Volgende stap naar wereldwijd goed werk - Hoofdinhoud
Op Decent Work Day, 7 oktober jongstleden, overhandigde minister van Ontwikkelingssamenwerking en Buitenlandse Handel Lilianne Ploumen mij het eerste t-shirt met de tekst 'Ik trek het me aan'. Dat was een verwijzing naar de internationale strijd voor fatsoenlijke arbeidsomstandigheden in bijvoorbeeld de kledingindustrie in Bangladesh. Bij die gelegenheid riep ik haar op zich nog steviger in te zetten voor gewoon goed werk wereldwijd. En dat doet ze: vandaag zet ze daarbij de volgende stap.
De minister was eerder al de drijvende kracht achter een door inmiddels flink wat landen en kledingfirma's ondertekende overeenkomst om te komen tot veiligere arbeidsomstandigheden in de kledingindustrie. Vandaag is ze een van de initiatiefnemers van een conferentie in Berlijn waarop wordt gesproken over de noodzaak werknemers een 'leefbaar loon' te betalen: een fatsoenlijk loon waarmee mensen tenminste in hun eerste levensbehoeften (en die van hun gezin) kunnen voorzien. Dan hebben we het over zaken als eten en drinken, een dak boven je hoofd, je kinderen naar school kunnen laten gaan en naar de dokter kunnen als het nodig is. Allemaal dingen die vanzelfsprekend lijken, maar daarmee nog niet vanzelf gebeuren.
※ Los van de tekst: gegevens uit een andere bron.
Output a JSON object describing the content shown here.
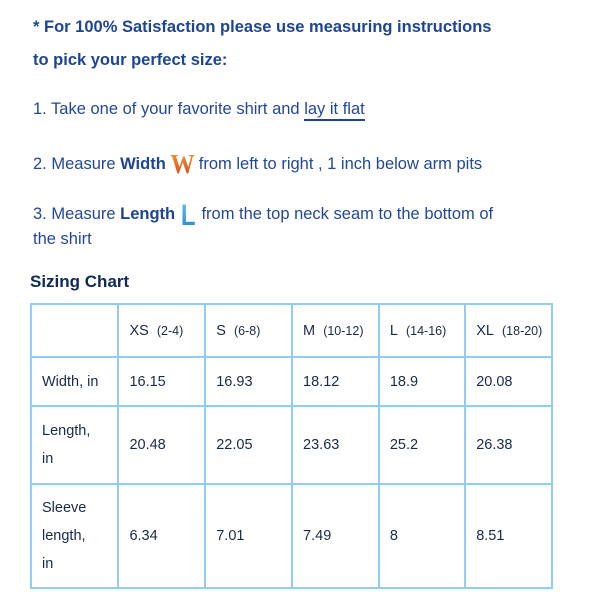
{
  "intro": {
    "line1": "* For 100% Satisfaction please use measuring instructions",
    "line2": "to pick your perfect size:"
  },
  "steps": [
    {
      "prefix": "1. Take one of your favorite shirt and ",
      "link": "lay it flat"
    },
    {
      "prefix": "2. Measure ",
      "bold": "Width",
      "icon_letter": "W",
      "icon": "orange-w-letter-icon",
      "suffix": "from left to right , 1 inch below arm pits"
    },
    {
      "prefix": "3. Measure ",
      "bold": "Length",
      "icon_letter": "L",
      "icon": "blue-l-letter-icon",
      "suffix": "from the top neck seam to the bottom of",
      "suffix2": "the shirt"
    }
  ],
  "chart_title": "Sizing Chart",
  "chart_data": {
    "type": "table",
    "columns": [
      {
        "size": "XS",
        "range": "(2-4)"
      },
      {
        "size": "S",
        "range": "(6-8)"
      },
      {
        "size": "M",
        "range": "(10-12)"
      },
      {
        "size": "L",
        "range": "(14-16)"
      },
      {
        "size": "XL",
        "range": "(18-20)"
      }
    ],
    "rows": [
      {
        "label_lines": [
          "Width, in"
        ],
        "values": [
          "16.15",
          "16.93",
          "18.12",
          "18.9",
          "20.08"
        ]
      },
      {
        "label_lines": [
          "Length,",
          "in"
        ],
        "values": [
          "20.48",
          "22.05",
          "23.63",
          "25.2",
          "26.38"
        ]
      },
      {
        "label_lines": [
          "Sleeve",
          "length,",
          "in"
        ],
        "values": [
          "6.34",
          "7.01",
          "7.49",
          "8",
          "8.51"
        ]
      }
    ]
  },
  "colors": {
    "text": "#23479a",
    "border": "#8fcdf3",
    "w_icon": "#e0561b",
    "l_icon": "#2a8ad6"
  }
}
De PvdA en de minister zijn voorstander van een actieplan dat moet leiden tot betere arbeidsvoorwaarden en -omstandigheden voor miljoenen werknemers wereldwijd. Dat moet en kan er komen. Maatschappelijk verantwoord ondernemen gaat verder dan Max Havelaar-koffie schenken en kringloopvrij papier gebruiken. Het ziet toe op het tegengaan van misstanden bij de productie van kleding bijvoorbeeld, ook als je niet zelf de producent bent. Het is daarom terecht dat de minister bedrijven op hun verantwoordelijkheid èn het niet nemen daarvan wijst.
Hier in Nederland werk ik intussen stug door aan de verdere invulling (en aanscherping) van het actieplan tegen uitbuiting, oneerlijke concurrentie en verdringing op de arbeidsmarkt bij de inzet van buitenlandse arbeidskrachten dat minister Lodewijk Asscher van Sociale Zaken en Werkgelegenheid dit voorjaar het licht liet zien. In een eerdere motie had ik hem daartoe opgeroepen. Naar aanleiding van misstanden bij de aanleg van de A2 en A4 (aangekaart door mijn oude vakbond FNV Bouw) heb ik de minister gevraagd haast te maken met een snelle invoering van een versterkte ketenaansprakelijkheid. Ook heb ik aangedrongen op duidelijkere spelregels over de verantwoordelijkheid van de opdrachtgever, zeker als dat (zoals bij de aanleg van wegen) de overheid is.
Overigens heeft de minister toegezegd de eerder door mij over de misstanden bij de A2 gestelde vragen nog deze week te zullen beantwoorden.